Deniz meltemi hafifçe eserken etraftaki beyaz tüller dalgalanıyordu. Ağaçların yaprakları sallanıyordu ve konuklar alkışlarla tezahürat yapıyordu.
Birbirlerini sevdiklerinden emin oldukları sürece oradaki yeminin ikisi için bir önemi yoktu.
Törenin ardından deniz kenarında bir düğün ziyafeti verildi. Yemeğin yanında şarap da ikram edildi.
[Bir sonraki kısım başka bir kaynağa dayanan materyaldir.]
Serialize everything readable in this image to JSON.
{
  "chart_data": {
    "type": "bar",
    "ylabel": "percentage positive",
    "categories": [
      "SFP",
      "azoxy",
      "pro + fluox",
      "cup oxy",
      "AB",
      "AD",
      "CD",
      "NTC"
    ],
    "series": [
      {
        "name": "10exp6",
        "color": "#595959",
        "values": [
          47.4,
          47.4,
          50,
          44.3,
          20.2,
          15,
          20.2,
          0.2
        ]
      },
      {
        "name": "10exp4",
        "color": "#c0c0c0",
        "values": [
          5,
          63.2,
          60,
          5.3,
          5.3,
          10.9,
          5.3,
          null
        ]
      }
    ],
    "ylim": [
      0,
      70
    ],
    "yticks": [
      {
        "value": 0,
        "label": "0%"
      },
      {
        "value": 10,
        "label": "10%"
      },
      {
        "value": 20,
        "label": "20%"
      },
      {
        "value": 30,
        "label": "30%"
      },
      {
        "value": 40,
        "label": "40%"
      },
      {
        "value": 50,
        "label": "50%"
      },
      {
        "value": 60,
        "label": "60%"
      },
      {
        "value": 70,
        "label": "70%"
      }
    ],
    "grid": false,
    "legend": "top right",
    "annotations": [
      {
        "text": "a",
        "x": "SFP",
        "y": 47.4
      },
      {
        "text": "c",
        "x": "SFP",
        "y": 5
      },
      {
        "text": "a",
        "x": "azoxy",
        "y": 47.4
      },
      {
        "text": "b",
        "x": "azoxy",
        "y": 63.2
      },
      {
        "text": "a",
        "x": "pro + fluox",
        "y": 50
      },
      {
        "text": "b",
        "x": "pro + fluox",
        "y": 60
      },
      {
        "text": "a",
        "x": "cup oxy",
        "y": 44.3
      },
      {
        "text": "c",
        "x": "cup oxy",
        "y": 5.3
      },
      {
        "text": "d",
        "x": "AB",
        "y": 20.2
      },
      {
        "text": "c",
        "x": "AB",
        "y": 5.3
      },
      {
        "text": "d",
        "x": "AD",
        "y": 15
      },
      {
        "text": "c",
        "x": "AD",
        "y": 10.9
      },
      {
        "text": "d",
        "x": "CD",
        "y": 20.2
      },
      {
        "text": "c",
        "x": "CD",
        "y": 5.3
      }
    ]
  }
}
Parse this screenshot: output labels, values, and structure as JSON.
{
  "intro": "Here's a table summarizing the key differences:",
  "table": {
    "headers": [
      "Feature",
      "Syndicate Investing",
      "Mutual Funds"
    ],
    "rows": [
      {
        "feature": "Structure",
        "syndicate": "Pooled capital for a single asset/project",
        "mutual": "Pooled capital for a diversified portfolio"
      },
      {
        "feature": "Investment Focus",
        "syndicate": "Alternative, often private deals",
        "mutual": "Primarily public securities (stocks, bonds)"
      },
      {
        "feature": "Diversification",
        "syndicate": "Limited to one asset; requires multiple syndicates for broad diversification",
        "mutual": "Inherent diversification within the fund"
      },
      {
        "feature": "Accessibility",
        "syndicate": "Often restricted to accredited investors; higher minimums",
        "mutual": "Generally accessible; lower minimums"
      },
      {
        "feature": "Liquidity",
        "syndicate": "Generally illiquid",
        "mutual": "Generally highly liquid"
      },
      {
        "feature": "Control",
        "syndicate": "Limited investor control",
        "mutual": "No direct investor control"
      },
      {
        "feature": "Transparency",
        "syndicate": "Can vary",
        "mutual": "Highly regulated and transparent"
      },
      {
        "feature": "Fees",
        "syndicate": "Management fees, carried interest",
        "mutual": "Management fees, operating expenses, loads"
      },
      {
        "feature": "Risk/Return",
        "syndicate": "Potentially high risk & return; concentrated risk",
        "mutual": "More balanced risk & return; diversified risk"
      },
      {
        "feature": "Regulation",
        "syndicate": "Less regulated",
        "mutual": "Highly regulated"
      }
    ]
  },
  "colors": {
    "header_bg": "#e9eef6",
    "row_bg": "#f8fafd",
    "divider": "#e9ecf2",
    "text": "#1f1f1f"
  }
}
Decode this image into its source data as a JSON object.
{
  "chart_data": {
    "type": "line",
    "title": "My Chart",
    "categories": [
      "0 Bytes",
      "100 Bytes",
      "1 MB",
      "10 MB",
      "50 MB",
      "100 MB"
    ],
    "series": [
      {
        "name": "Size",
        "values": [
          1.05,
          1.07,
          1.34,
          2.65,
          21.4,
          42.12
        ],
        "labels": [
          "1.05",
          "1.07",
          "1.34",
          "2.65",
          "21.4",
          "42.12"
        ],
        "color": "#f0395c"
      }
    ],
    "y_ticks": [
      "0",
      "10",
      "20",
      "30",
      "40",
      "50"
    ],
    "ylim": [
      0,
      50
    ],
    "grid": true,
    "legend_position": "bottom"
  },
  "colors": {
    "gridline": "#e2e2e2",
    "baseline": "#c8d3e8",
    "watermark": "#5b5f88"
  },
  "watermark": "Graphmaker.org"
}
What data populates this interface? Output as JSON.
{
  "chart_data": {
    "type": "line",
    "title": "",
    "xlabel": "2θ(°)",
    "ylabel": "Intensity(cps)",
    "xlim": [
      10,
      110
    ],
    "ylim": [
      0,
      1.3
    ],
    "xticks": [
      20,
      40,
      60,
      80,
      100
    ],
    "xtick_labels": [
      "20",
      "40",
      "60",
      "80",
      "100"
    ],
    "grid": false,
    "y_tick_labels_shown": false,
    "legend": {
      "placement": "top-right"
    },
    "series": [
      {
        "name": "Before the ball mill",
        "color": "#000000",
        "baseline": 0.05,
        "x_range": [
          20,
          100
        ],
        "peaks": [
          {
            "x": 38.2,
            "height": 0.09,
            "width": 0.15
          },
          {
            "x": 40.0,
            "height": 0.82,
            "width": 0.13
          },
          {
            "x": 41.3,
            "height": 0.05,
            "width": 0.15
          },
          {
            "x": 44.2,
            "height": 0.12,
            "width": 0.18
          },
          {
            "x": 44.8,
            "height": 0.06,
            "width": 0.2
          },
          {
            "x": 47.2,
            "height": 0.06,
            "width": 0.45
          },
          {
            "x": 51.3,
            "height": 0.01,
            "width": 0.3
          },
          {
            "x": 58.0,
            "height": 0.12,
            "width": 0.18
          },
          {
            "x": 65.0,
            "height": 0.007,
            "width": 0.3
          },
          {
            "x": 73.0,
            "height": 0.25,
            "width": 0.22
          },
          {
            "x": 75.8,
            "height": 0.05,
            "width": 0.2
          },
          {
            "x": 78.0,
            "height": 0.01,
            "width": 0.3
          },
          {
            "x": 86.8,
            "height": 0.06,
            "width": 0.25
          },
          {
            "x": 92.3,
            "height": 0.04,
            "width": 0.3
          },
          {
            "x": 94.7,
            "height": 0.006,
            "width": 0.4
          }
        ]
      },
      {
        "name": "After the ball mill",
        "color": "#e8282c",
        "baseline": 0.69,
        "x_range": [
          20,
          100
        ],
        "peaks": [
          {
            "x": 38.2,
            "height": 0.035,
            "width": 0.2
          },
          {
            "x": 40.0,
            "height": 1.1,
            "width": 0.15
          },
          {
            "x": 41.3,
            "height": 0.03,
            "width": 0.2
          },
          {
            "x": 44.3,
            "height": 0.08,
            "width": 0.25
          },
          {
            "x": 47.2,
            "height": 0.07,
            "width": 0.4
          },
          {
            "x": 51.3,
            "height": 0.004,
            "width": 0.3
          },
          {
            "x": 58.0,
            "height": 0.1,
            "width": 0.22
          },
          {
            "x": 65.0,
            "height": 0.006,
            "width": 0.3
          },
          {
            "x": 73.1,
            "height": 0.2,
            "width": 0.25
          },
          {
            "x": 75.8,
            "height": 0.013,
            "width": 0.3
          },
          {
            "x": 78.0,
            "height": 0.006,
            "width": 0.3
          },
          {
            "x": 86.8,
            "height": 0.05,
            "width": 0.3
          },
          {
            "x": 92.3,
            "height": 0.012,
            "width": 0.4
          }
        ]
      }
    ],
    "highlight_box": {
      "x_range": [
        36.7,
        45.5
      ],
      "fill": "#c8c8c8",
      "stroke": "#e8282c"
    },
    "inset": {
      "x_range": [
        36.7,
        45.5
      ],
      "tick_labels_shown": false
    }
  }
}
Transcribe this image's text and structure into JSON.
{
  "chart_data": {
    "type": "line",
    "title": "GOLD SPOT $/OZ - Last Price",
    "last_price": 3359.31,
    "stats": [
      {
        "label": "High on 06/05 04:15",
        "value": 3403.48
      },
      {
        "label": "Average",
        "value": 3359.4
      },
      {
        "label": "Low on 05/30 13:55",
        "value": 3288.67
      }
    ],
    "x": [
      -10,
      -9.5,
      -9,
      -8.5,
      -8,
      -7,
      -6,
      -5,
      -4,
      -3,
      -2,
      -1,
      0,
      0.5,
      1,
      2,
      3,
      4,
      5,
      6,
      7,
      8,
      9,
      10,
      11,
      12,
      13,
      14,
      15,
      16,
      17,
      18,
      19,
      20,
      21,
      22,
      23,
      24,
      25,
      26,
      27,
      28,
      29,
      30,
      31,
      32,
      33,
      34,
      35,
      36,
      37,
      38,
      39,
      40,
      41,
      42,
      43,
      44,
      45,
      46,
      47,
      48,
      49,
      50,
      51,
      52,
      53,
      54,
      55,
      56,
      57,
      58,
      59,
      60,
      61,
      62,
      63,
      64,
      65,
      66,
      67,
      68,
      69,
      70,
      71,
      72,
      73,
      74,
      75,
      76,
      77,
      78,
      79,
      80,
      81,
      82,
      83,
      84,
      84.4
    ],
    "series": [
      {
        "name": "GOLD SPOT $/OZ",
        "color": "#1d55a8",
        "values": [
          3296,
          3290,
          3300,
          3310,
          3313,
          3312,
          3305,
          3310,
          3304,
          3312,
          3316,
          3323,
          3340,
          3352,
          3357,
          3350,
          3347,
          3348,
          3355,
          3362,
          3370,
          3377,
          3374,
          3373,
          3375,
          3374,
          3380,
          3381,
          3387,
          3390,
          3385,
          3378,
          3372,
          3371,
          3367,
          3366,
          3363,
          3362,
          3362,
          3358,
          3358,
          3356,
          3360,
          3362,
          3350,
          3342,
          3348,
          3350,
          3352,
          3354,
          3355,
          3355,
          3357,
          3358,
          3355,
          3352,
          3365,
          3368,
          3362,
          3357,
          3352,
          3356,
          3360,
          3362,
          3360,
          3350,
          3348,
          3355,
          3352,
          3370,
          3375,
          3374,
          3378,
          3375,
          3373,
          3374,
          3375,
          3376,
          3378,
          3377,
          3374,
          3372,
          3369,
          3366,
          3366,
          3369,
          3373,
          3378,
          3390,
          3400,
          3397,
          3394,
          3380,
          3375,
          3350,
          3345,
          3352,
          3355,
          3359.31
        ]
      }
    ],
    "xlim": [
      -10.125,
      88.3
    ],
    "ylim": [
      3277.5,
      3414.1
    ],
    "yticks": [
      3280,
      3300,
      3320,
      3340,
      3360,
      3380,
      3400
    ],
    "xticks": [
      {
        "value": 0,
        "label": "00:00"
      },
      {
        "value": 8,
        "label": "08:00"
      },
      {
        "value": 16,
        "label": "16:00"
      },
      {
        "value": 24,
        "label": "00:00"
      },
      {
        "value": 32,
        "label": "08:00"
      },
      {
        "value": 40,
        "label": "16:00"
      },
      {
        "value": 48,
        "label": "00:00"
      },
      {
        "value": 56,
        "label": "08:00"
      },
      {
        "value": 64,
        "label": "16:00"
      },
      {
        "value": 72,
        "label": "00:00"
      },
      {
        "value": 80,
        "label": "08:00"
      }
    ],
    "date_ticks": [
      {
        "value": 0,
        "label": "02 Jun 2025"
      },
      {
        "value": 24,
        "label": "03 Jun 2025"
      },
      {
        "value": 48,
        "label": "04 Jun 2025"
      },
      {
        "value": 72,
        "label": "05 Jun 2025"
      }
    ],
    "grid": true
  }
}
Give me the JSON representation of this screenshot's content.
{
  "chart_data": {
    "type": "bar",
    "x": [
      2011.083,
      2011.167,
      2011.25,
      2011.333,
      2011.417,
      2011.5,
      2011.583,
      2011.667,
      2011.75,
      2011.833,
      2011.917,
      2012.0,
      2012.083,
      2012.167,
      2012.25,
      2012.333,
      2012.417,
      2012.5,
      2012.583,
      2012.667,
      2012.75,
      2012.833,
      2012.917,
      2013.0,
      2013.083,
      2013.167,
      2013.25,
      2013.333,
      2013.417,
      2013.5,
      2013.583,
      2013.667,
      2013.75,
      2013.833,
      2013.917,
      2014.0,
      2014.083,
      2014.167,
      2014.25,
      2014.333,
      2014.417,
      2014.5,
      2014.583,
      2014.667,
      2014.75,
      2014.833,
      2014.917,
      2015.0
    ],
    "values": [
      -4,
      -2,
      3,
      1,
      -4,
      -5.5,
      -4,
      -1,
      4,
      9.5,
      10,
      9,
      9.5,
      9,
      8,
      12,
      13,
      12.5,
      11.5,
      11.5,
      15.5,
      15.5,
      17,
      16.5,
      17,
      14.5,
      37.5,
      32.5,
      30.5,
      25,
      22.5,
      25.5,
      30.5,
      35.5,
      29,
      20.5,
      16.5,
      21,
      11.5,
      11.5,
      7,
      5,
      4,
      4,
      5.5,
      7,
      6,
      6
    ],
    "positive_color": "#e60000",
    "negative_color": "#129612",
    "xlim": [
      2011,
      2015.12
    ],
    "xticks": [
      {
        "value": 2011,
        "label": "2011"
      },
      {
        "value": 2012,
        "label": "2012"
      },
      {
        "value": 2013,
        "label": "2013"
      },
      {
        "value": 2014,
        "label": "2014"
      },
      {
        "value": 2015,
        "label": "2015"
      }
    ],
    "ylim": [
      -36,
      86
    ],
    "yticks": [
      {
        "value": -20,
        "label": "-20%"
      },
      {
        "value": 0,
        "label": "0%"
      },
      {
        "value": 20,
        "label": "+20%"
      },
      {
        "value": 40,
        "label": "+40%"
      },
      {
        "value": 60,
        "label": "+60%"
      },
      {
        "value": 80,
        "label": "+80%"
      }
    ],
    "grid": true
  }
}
Misafirler kendi istedikleri gibi yiyip içiyorlardı.
Bugünün başrol oyuncuları, düğünün sahibi çift tarafından ziyafet resmen başlatılmıştı.
Bugün için, Yue Fei bir dans hocasından ona nasıl dans edileceğini öğretmesini istemişti ve sonunda müziğe ayak uydurabilme seviyesine ilerlemişti.
Gu Wei ona bizzat öğretmek istemişti ama Yue Fei hiç temeli olmadığından kabul etmemişti. Çünkü Gu Wei’nin dans kısmı onunkinden farklıydı. Dahası Gu Wei işleriyle meşguldü, bu yüzden dans dersi vermesini sağlayarak ona yük olmak istemiyordu.
Gu ailesinin bir üyesi olduğu için Gu Wei pek çok alanda eğitim almıştı. Sık sık dans etmemesine rağmen Yue Fei’den daha iyi dans ediyordu. Yue Fei hocasının dans eğitimiyle beraber günden güne daha da ilerliyordu.
Mezun olmasına rağmen böyle çalışmaya devam edeceği hiç aklına gelmemişti.
Bu süreçte acı çekse de Yue Fei halinden memnundu.
Güneş yavaş yavaş battı, sahildeki ışıklar açıldı ve her tarafta şenlik ateşleri yakıldı.
Sahilde erkekler ve kadınlar çember oluşturmuş, müzik çalarken ortadaki iki kişinin gözleri şaşkınlıkla dolmuştu.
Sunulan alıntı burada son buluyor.